The impact of CLD, as stated by the TFOS Workshop, is that this condition is primarily responsible for between 12% and 51% of contact lens wearers discontinuing or dropping out of contact lens wear.3 This is a significant condition that directly affects patient satisfaction and quality of life and indirectly affects practice growth and revenue.
The application of a contact lens divides the tear film into two sections: a pre-lens tear film and a post-lens tear film. This cleaving of the tear film disrupts normal structure and function in multiple ways. The pre-lens tear film, for example, has reduced lipid layer thickness, reduced tear volume, and increased evaporation rate compared to the normal tear film. So, simply placing a contact lens on the eye is itself detrimental to normal tear film physiology and may contribute to discomfort and other symptoms.
The TFOS Workshop organized the myriad of possible contributors to CLD into two broad categories: contact lens-related factors and environmental factors (Figure 1). The contact lens factors are relatively straightforward, but the environmental factors are more complex and variable. Two of the four environmental factors—the ocular environment and the external environment—are also negatively impacted by digital device use. Staring at a digital screen for prolonged periods will decrease blink frequency, decrease blink quality (incomplete blinks), and increase instability and evaporation of the tear film. The low humidity, ventilation, and air quality of the typical office environment will likewise contribute to tear film disruption and CLD. The use of digital devices can therefore exacerbate and amplify the negative effects of a contact lens on the tear film and ocular surface.

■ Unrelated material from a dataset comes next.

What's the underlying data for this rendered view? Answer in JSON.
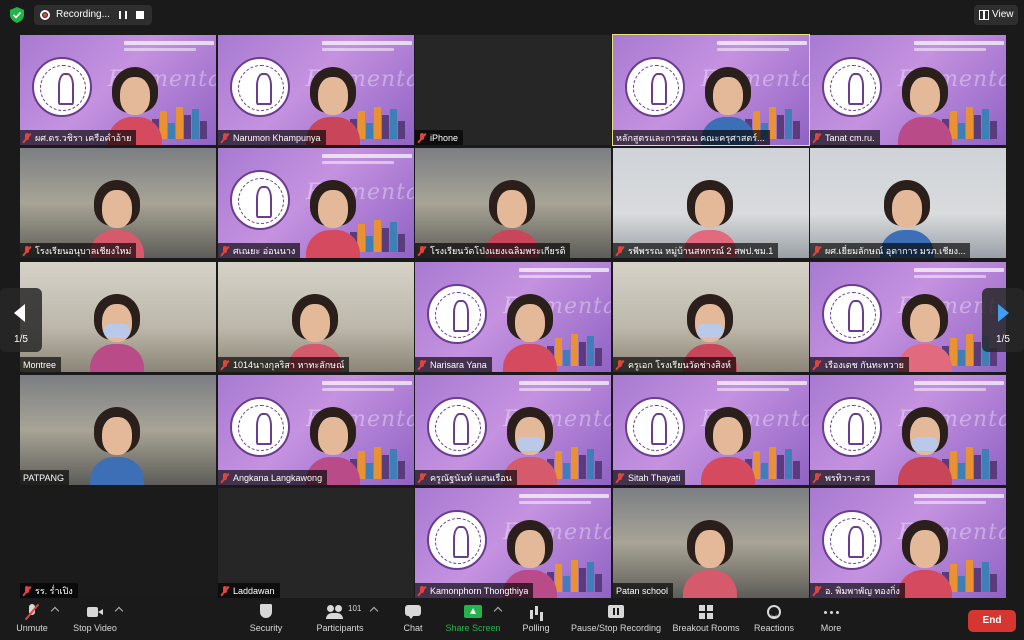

Although the symptoms of CLD overlap to some extent with the symptoms of digital eye strain, it is important to note that with CLD, the symptoms are present only during contact lens wear and resolve when contact lenses are removed. Even after contact lens removal, symptoms of DES may still be present, but with lesser severity compared to wearing contact lenses. Despite advances in contact lens polymers, coatings, solutions, wearing modalities, and manufacturing techniques, CLD is still an unsolved mystery that affects a large proportion of contact lens wearers.3
A CLOSER LOOK AT DIGITAL EYE STRAIN
DES is a group of ocular and visual symptoms associated with using digital devices, and symptoms generally increase with the duration of screen viewing. As many as 90% of digital device users experience one or more symptoms, such as asthenopia, dry eyes, blurred or fluctuating vision, and neck or back pain. Table 1 lists the multitude of ocular, visual, and musculoskeletal symptoms reported with DES.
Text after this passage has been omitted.